J’en ai souffert, et pourtant je suis habitué à ce que mes opinions politiques me fassent mal voir de tous les camps, et donc à prendre des coups de tous les côtés à la fois. Cette fois-ci, c’était différent : la violence verbale, l’agressivité ne venaient pas seulement d’individus, elle venait de l’institution même qui m’avait accueilli et dont je me reconnaissais. On considère en général comme normal d’être rejeté par les autres ; mais il est toujours difficile d’être exclu par les siens.

D’autant que l’exclusion dont nous avons eu à souffrir de la part de l’Église a pris une forme bien particulière. De tous temps, l’Église a su imposer le silence à ceux qui s’écartaient de la ligne. D’abord elle l’a fait par la mise à mort des déviants, puis par leur bannissement de l’institution. Aujourd’hui, elle a compris que la devise des dictatures (« ferme ta gueule ») est infiniment moins efficace que celle des démocraties (« cause toujours ») ; aussi traite-t-elle ses hérétiques par l’indifférence.
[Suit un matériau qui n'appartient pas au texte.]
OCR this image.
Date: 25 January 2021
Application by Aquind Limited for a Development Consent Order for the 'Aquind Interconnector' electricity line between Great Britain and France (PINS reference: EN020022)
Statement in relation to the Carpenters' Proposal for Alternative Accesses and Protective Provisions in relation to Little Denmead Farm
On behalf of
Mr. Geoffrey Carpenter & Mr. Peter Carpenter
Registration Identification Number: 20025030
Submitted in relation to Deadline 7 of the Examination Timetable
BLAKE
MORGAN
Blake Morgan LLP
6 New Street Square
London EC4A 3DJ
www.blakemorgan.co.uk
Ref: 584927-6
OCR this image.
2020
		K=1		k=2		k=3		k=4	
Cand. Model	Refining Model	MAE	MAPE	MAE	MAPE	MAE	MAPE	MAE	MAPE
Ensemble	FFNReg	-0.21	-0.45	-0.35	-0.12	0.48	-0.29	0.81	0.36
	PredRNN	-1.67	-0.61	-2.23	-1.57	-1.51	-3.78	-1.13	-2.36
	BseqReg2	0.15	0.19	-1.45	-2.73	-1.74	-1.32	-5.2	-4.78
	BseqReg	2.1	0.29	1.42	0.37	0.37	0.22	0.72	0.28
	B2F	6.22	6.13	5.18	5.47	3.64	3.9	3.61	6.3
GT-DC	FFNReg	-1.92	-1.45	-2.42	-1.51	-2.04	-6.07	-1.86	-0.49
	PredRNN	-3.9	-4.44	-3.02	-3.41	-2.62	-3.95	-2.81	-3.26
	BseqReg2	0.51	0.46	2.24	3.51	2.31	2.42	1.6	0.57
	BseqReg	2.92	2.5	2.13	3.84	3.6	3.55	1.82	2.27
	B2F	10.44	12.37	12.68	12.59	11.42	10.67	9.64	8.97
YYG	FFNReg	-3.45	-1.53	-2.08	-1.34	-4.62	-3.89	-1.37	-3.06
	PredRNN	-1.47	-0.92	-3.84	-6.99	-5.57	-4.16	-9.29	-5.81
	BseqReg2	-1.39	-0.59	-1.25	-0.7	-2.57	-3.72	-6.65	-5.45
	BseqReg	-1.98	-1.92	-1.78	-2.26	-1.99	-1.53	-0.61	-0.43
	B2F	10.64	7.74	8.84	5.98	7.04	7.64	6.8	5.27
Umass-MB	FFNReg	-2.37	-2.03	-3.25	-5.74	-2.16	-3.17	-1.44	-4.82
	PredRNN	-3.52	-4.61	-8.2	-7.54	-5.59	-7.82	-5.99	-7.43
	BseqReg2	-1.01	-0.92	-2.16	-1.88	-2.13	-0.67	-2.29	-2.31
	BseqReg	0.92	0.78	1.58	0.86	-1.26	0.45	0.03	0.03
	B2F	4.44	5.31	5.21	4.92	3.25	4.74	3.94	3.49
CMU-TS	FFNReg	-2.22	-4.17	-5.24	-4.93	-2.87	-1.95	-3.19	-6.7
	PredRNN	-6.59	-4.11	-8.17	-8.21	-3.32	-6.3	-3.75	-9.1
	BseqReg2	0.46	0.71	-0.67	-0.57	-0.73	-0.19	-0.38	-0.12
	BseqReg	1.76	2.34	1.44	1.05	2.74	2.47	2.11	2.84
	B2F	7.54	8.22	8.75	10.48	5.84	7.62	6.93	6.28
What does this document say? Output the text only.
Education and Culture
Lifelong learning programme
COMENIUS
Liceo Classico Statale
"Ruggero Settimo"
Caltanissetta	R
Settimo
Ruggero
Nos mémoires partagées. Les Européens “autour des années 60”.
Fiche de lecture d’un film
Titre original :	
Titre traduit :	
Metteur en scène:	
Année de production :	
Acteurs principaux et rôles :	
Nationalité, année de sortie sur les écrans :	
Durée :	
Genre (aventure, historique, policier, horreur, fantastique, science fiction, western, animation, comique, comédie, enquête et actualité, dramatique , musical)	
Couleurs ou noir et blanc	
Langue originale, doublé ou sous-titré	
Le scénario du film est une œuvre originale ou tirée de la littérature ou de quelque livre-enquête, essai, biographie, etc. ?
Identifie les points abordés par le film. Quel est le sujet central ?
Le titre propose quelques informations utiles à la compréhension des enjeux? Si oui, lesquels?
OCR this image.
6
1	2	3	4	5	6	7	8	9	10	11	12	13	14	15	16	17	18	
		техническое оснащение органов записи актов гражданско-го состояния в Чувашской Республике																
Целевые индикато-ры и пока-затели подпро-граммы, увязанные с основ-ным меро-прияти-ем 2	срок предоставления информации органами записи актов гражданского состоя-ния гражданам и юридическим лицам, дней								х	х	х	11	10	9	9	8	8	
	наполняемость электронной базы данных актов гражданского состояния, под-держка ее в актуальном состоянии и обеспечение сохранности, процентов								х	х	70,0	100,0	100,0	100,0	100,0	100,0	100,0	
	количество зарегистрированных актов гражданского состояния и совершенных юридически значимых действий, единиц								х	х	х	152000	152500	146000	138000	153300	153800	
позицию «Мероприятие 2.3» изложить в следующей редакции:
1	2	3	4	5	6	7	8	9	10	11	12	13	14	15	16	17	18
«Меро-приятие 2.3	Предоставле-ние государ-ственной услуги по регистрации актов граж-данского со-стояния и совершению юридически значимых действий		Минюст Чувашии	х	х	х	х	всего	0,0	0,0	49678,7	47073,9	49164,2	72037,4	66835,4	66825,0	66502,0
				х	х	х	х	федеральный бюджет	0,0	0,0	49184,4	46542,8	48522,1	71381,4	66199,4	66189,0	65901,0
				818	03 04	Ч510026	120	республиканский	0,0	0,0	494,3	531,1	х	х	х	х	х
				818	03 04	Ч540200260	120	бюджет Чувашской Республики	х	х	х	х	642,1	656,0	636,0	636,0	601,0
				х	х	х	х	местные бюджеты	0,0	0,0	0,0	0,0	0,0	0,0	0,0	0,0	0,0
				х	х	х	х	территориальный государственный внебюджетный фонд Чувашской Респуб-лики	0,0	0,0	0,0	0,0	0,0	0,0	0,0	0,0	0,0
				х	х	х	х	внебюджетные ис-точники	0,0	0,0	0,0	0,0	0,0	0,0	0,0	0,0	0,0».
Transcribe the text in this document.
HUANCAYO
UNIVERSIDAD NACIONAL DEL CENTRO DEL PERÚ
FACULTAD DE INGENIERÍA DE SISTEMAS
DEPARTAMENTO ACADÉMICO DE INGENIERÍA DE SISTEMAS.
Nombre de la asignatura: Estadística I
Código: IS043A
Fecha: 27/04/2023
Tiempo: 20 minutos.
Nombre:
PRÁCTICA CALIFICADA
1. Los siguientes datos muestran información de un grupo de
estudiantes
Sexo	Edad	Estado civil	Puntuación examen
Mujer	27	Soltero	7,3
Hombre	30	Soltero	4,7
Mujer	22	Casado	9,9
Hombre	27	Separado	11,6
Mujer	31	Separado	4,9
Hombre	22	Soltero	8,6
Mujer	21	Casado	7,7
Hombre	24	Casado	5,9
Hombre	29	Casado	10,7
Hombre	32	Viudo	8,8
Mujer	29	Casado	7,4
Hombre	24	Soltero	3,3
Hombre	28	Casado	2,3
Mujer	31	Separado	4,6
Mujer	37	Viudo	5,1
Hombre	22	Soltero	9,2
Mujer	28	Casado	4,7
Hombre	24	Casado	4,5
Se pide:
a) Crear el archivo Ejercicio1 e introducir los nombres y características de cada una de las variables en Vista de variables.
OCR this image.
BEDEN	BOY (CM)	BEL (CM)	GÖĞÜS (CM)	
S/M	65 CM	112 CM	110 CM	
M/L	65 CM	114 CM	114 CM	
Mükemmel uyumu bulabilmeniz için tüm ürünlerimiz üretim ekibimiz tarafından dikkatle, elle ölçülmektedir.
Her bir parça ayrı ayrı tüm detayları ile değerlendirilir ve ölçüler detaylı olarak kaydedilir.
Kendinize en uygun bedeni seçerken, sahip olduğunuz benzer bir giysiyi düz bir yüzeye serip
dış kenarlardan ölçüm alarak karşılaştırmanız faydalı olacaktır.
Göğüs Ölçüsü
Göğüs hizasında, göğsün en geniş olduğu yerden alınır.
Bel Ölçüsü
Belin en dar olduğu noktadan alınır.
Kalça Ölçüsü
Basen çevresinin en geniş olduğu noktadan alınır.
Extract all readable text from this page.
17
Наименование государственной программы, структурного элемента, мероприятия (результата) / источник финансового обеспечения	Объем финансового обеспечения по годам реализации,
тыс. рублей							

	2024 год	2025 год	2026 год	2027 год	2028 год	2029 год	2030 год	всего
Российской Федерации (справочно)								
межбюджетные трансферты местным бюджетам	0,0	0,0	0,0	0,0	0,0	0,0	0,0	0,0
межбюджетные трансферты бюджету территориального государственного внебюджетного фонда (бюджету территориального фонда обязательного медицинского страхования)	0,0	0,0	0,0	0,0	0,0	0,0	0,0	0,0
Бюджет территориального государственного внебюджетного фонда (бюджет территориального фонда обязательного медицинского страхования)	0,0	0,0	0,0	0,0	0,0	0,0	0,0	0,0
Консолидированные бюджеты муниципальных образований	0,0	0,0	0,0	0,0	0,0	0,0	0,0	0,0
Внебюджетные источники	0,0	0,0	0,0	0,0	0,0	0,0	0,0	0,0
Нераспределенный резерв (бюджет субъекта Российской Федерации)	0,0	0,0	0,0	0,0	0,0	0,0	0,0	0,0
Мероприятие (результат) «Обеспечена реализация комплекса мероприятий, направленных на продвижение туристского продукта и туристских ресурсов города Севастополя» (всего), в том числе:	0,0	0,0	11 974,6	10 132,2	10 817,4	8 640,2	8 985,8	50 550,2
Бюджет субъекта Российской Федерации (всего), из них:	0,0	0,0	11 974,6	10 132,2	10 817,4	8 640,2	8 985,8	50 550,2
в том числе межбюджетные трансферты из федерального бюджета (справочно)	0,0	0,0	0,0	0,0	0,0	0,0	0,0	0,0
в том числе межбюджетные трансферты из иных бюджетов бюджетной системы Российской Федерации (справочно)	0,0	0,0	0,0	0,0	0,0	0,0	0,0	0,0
Or, il n’est rien de pire. « Tout mais pas l’indifférence », chantait Goldman. Ô si juste phrase. Quand on vous combat, quand on vous insulte, quand on se moque de vous, on reconnaît que vous existez. L’Église a fait tout le contraire : elle a combattu la loi Taubira et ses partisans, mais elle a agi exactement comme si, en son sein, l’opposition à cette loi faisait l’unanimité. Il n’y a rien de plus insupportable que de se voir ainsi nié dans son existence même.

Car nous existons. Un sondage IFOP réalisé en août dernier montrait que 45% des catholiques pratiquants soutenaient le droit pour les couples homosexuels de se marier, et que nous étions encore 36% à être favorables à l’adoption pour ces mêmes couples. Même en tenant compte de la marge d’erreur (estimée au maximum à 3,1% sur cette étude), et même en admettant que ces chiffres aient un peu baissé depuis, cela prouve que nous sommes, à tout le moins, une forte minorité au sein de l’Église catholique.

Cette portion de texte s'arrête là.